“Testing the Spirit” – Lazar Puhalo

6a00d834890c3553ef0278801fb76f200d-320wiQUESTION: Vladika, can you say something about the meaning of "testing the Spirit." What does that mean and can you give an example?
 
REPLY: One of the surest ways in our regular experience to "test the Spirit" is in the Divine liturgy. Ask yourself if, when the priest exclaims "let us depart in peace," has he left you in a condition where you can do that? The Divine Liturgy will always bring you to a spirit of peace, hope and joy. If you find yourself driven into an unpeacefulness during the liturgy it will be because of the sermon that the priest has given.
 
We have priests who would try to imitate the fanaticism of certain Evangelicals, raving, shouting preaching in an agitated and very unpeaceful manner, often gesticulating, waving their arms about and pacing back and forth like a man possessed or with some kind of mental illness.
 
But even without all the theatrics, if a priest is regularly preaching sermons that agitate your soul and agitate you against other people, then he is not preaching the gospel, rather he is preaching from his own passions, out of the fullness of his own heart, out of his own agitation of soul and unpeaceful spirit.
 
Too often, some of our priests who have forgotten for the moment that they are Orthodox rather than fundamentalist sectarians, will preach "culture wars," and secular politics rather than the gospel of our Lord Jesus Christ.
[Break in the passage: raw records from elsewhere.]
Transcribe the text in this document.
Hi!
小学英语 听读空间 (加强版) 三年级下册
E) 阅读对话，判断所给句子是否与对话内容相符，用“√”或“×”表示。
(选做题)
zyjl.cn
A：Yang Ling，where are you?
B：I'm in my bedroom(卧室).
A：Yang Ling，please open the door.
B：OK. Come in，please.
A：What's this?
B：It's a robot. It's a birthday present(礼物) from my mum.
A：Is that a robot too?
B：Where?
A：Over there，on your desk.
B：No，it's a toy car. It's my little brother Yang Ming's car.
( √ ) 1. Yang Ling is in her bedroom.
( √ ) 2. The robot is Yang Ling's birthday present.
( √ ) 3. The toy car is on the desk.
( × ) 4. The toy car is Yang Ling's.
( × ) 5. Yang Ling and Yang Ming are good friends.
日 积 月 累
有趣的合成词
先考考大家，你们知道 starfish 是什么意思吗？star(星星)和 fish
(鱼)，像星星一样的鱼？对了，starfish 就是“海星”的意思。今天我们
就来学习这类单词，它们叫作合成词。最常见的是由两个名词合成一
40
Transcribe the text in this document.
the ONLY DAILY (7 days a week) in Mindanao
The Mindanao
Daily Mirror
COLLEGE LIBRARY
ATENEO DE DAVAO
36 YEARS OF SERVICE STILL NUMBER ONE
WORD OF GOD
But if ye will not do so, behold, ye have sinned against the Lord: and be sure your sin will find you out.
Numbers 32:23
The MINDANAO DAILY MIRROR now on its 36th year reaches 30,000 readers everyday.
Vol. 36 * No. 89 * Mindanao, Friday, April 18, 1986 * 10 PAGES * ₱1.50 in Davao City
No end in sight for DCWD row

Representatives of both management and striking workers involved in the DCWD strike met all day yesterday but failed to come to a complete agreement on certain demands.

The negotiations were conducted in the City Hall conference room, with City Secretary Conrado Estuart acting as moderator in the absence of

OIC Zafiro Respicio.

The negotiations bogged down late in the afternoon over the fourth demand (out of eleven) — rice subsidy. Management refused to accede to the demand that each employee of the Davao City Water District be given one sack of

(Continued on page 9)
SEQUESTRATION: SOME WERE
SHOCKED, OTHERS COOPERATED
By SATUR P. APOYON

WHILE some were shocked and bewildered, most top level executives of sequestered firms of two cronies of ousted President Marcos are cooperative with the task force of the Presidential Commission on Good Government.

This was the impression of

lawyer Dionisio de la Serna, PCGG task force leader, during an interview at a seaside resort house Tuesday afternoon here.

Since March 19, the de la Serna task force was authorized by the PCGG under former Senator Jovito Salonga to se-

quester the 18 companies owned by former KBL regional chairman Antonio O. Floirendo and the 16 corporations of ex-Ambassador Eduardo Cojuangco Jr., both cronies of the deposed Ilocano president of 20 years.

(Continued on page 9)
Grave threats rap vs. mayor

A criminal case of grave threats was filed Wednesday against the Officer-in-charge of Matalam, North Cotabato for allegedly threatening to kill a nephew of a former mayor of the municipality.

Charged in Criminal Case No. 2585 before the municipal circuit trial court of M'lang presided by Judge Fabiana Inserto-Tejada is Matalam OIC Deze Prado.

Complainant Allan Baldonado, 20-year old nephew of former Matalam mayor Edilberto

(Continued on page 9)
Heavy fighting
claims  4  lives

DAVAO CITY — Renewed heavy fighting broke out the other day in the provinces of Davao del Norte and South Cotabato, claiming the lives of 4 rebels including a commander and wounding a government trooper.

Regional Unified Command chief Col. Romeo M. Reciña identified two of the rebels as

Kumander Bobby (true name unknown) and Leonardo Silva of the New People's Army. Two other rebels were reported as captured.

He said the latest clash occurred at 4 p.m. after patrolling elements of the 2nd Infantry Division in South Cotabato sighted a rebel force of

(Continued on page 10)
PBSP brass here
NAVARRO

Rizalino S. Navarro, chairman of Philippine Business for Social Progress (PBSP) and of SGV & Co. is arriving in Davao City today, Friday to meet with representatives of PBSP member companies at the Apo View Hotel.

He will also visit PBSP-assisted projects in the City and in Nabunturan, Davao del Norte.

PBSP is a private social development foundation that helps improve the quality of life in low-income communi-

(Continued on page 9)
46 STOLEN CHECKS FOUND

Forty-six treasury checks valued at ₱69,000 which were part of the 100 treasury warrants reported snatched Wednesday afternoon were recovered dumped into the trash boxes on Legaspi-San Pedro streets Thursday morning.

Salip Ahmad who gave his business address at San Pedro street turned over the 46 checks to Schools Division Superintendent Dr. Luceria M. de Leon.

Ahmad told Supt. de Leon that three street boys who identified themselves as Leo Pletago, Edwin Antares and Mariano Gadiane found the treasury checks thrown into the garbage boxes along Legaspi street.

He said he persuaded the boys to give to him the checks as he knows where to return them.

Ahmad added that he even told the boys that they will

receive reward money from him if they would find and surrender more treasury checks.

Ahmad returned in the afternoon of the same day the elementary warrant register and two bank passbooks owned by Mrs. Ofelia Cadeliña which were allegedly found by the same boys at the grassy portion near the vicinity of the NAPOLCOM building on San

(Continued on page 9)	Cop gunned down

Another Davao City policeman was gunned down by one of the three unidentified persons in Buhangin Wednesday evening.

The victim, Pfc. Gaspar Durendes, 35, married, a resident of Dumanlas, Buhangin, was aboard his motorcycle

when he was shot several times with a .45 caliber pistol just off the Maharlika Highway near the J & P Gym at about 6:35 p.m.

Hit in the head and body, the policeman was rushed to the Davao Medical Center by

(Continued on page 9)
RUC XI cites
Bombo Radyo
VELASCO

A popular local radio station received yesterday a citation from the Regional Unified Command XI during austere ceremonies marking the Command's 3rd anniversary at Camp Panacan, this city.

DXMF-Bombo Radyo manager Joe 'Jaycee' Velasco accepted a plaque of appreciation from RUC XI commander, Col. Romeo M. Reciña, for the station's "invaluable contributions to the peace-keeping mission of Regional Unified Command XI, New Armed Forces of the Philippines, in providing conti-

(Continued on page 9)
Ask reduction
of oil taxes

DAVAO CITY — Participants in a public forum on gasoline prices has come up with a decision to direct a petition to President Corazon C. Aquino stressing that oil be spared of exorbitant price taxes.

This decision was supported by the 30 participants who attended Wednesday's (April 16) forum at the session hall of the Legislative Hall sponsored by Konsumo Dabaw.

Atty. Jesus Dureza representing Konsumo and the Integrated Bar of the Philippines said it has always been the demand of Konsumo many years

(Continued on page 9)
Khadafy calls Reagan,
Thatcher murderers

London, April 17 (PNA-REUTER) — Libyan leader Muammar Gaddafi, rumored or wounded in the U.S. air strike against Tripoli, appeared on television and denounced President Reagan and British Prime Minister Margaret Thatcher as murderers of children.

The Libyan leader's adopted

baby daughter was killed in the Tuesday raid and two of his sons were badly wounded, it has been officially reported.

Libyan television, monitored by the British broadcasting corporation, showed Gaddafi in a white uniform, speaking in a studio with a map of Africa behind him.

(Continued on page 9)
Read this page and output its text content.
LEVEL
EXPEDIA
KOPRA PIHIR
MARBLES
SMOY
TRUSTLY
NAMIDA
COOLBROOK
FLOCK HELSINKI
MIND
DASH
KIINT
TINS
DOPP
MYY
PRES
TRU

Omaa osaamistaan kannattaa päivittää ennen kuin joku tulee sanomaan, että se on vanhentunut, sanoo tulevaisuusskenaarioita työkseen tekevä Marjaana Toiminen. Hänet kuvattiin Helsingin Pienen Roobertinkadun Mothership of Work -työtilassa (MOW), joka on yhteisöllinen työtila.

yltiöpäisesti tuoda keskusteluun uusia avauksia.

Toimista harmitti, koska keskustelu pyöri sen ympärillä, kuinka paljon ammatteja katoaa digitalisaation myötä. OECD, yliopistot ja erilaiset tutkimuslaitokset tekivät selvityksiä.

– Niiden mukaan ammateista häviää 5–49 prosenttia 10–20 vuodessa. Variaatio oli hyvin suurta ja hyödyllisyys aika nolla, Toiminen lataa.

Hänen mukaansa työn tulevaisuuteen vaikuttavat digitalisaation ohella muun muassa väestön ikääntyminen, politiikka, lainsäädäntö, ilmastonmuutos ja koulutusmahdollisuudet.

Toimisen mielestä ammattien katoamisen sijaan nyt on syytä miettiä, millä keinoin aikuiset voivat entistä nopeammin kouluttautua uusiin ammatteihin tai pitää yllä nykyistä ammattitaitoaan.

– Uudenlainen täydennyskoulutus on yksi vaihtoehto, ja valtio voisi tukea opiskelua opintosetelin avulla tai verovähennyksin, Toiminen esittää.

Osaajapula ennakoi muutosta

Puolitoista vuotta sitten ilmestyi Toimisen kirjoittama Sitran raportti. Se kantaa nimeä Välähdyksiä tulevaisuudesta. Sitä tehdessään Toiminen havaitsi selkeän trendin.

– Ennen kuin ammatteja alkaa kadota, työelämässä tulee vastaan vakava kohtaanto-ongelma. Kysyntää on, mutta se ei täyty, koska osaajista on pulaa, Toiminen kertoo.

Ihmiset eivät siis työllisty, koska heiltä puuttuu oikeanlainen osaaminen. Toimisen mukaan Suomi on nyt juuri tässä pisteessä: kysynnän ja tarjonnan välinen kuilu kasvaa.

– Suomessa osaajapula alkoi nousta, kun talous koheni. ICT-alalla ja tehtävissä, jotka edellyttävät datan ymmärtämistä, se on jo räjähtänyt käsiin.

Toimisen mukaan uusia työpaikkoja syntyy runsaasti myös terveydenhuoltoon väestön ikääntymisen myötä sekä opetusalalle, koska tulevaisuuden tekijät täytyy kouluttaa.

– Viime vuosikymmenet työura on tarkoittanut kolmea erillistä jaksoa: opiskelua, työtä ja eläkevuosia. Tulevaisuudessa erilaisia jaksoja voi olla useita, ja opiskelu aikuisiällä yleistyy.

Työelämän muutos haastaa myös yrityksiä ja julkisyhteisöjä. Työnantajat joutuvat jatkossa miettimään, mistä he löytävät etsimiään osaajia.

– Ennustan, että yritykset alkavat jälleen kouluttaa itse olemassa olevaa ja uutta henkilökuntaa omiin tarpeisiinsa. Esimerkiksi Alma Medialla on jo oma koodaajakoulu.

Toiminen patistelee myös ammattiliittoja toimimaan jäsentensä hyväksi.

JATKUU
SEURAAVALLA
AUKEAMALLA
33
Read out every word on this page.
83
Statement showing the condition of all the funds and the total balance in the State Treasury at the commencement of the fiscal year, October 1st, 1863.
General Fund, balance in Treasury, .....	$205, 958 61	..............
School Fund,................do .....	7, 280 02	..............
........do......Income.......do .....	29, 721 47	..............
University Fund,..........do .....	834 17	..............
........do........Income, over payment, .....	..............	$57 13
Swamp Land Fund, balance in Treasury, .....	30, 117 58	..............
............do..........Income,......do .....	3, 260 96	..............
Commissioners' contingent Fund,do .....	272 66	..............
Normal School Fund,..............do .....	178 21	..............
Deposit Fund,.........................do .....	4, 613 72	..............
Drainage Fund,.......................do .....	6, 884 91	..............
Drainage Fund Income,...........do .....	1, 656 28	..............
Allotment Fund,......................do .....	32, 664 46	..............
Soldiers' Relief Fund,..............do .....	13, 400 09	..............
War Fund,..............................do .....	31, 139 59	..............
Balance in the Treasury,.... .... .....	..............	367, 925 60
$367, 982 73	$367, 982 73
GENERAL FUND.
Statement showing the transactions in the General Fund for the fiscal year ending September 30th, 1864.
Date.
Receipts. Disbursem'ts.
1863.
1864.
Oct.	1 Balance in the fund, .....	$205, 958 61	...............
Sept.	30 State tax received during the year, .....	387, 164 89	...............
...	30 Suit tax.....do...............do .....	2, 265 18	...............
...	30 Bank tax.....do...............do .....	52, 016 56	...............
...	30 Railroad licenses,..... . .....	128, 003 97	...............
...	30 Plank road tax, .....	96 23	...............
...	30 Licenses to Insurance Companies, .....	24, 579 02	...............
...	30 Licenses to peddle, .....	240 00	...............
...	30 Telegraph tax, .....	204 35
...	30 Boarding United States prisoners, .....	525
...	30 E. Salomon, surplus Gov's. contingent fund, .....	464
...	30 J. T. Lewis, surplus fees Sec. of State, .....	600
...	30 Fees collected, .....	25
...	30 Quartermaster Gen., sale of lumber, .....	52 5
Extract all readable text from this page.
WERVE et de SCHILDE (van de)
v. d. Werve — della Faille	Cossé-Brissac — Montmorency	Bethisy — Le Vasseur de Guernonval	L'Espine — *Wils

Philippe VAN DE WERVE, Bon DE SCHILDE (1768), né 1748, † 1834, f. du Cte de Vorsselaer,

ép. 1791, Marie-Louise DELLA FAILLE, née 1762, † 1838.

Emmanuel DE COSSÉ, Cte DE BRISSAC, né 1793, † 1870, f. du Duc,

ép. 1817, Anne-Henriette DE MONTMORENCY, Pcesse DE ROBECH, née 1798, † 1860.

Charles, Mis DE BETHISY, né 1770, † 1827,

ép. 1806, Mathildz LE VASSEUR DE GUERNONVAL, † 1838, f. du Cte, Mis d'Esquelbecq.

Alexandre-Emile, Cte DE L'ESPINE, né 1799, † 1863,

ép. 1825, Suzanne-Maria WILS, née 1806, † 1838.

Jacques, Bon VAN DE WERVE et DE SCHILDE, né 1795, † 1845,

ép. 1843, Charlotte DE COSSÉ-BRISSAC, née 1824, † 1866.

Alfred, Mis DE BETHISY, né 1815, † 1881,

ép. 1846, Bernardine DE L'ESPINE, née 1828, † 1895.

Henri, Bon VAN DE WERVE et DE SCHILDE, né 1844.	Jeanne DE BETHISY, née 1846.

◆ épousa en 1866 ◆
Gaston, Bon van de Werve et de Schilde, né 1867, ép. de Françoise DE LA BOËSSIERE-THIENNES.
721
Did Christ preach the "sermon on the Mount" with agitated unpeaceful shouting, waving of arms and pacing about in an agitated manner?
 
The Divine liturgy brings us to the threshold of that "peace that passes all understanding," and while the priest may preach in a strong and firm manner, if he is truly Orthodox he will not be preaching in a raving, hysterical, gesticulating and unpeaceful manner. He will remember that the sermon is a part of the liturgy and is, therefore, liturgical in itself.